In primo luogo vi è da ricordare che all’inizio dell’estate 2011 venne promossa, dal Comitato Passigli-Ferrara-Sartori, una raccolta di firme per tre quesiti finalizzati ad abrogare il premio di maggioranza sia al Senato che alla Camera, mantenendo soglie di sbarramento uguali per tutti, e per abrogare le liste bloccate.
Si trattava di una concreta possibilità di modificare il Porcellum che avrebbe facilmente superato, per almeno due dei tre quesiti, l’esame della Corte Costituzionale.
Leggendo oggi l’ordinanza con la quale la Cassazione ha rimesso gli atti alla Consulta, si può facilmente verificare come proprio quell’iniziativa fosse la proposta giusta per dissipare i dubbi di costituzionalità oggi sollevati.
Contro quella proposta referendaria, però, partì da subito la fatwa del fondamentalismo maggioritario.
Costituito in fretta e furia il Comitato Morrone-Parisi, vennero proposti due quesiti abrogativi, palesemente inammissibili, con l’unico risultato di aver oscurato e spaccato il fronte referendario che si era costituito intorno al Comitato Passigli-Ferrara-Sartori.
 
Ma al di là delle considerazioni circa le reali intenzioni che si celavano dietro l’iniziativa referendaria che proponeva la reviviscenza del Mattarellum, vi è ora da chiedersi se e quanto questa soluzione potrebbe in ogni caso rispondere alle esigenze per le quali la Cassazione ha ritenuto di dover inviare gli atti alla Consulta; in modo particolare in relazione all’assegnazione di un premio di maggioranza, sino al conseguimento del 55% dei seggi della Camera, Regione per Regione per quanto riguarda il Senato, senza la previsione del raggiungimento di una soglia minima di voti e/o di seggi.

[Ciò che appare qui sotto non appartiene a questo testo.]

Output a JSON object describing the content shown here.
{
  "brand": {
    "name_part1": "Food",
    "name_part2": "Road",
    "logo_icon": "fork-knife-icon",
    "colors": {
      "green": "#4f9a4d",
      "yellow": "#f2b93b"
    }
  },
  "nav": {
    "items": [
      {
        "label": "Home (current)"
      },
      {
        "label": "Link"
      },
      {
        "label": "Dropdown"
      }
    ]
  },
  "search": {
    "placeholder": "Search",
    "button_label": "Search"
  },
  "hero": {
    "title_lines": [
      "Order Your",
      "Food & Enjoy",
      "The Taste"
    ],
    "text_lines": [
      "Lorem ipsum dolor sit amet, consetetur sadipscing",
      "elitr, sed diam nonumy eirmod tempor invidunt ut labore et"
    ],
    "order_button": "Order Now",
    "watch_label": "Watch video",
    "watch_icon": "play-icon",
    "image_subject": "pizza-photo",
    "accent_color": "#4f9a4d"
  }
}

La lettura della legge e l’esperienza pratica ci dicono che no, gli aspetti problematici che sono stati sollevati non verrebbero meno.
Pur se non espressamente previsto, anche con il Mattarellum, infatti, vi è modo di conseguire molti più seggi dei voti effettivamente ottenuti. Una sorta di ricco premio di maggioranza nascosto che, al pari del Porcellum, è di entità variabile e non soggetto a soglie minime di voti da dover raggiungere.

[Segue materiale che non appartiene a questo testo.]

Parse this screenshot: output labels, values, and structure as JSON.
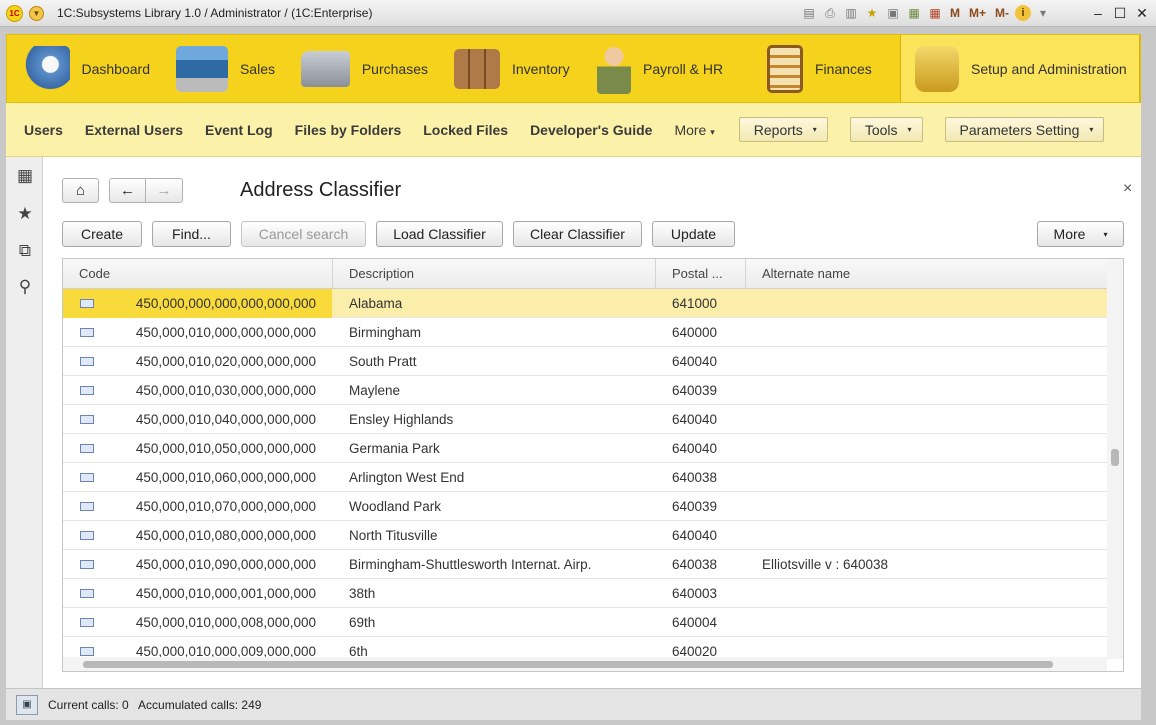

Facendo riferimento alla sola quota maggioritaria, nel 2001 il premio in seggi per la Camera fu di circa il 14%. In presenza di terzi incomodi di peso, nel 1994 fu di ben il 19%.
Premi in seggi solo in parte attenuati dalla restante assegnazione attraverso il 25% di quota proporzionale (quota che, peraltro, i sostenitori del ritorno al Mattarellum vorrebbero eliminare).

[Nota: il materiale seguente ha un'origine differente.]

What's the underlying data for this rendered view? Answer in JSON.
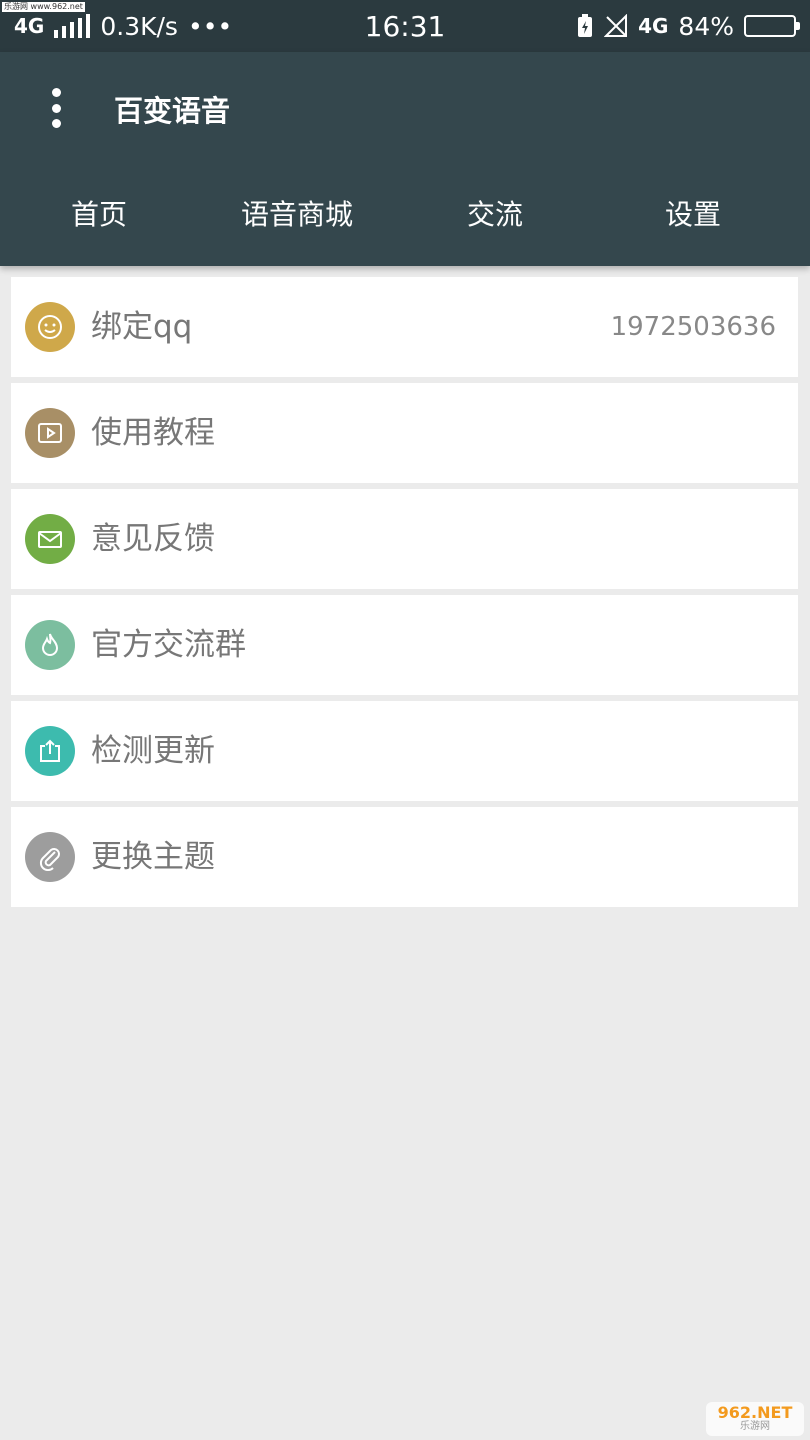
{
  "status_bar": {
    "network": "4G",
    "speed": "0.3K/s",
    "more": "•••",
    "time": "16:31",
    "network2": "4G",
    "battery": "84%",
    "battery_level": 0.84
  },
  "watermark": {
    "top_left": "乐游网 www.962.net",
    "logo_big": "962.NET",
    "logo_small": "乐游网"
  },
  "app_bar": {
    "title": "百变语音",
    "tabs": [
      {
        "label": "首页"
      },
      {
        "label": "语音商城"
      },
      {
        "label": "交流"
      },
      {
        "label": "设置"
      }
    ]
  },
  "settings": {
    "items": [
      {
        "label": "绑定qq",
        "value": "1972503636",
        "icon": "smiley-icon",
        "color": "#cfa84a"
      },
      {
        "label": "使用教程",
        "icon": "video-icon",
        "color": "#a88f66"
      },
      {
        "label": "意见反馈",
        "icon": "mail-icon",
        "color": "#72ad45"
      },
      {
        "label": "官方交流群",
        "icon": "flame-icon",
        "color": "#7cbe9f"
      },
      {
        "label": "检测更新",
        "icon": "upload-icon",
        "color": "#3dbbae"
      },
      {
        "label": "更换主题",
        "icon": "paperclip-icon",
        "color": "#9d9d9d"
      }
    ]
  },
  "colors": {
    "status_bar": "#2b3a3f",
    "app_bar": "#34474d",
    "background": "#ebebeb"
  }
}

Risultati, questi, inferiori soltanto a quello delle elezioni di febbraio, ma superiori al premio di maggioranza conseguito con il Porcellum dalle coalizioni vincenti nel 2006 e nel 2008.
A questa prima similitudine delle due leggi elettorali, si debbono poi da aggiungere le distorsioni che la diversa distribuzione dei voti può essere in grado di determinare.
Nel 1994, ad esempio, nonostante un ottimo 15,6%, il Patto per l’Italia riuscì ad ottenere solo un misero 0,8% di seggi uninominali. Molto meglio andò invece alla Lega Nord nel 1996: per quanto penalizzata, grazie alla concentrazione del proprio elettorato in una zona ristretta del Paese, con il 10,7% di voti riuscì ad ottenere l’8,2% di seggi uninominali.
Distorsioni ancor più pesanti potrebbero poi verificarsi per quanto riguarda la formazione del Senato.
Se con il Porcellum, infatti, il risultato finale può sembrare affidato al caso, lo stessa impressione la si ricava verificando con quanto potrebbe succedere con il Mattarellum.
Ma andiamo con ordine.
Con il Porcellum, chi vince in Lombardia incassa 27 seggi dei 49 a disposizione.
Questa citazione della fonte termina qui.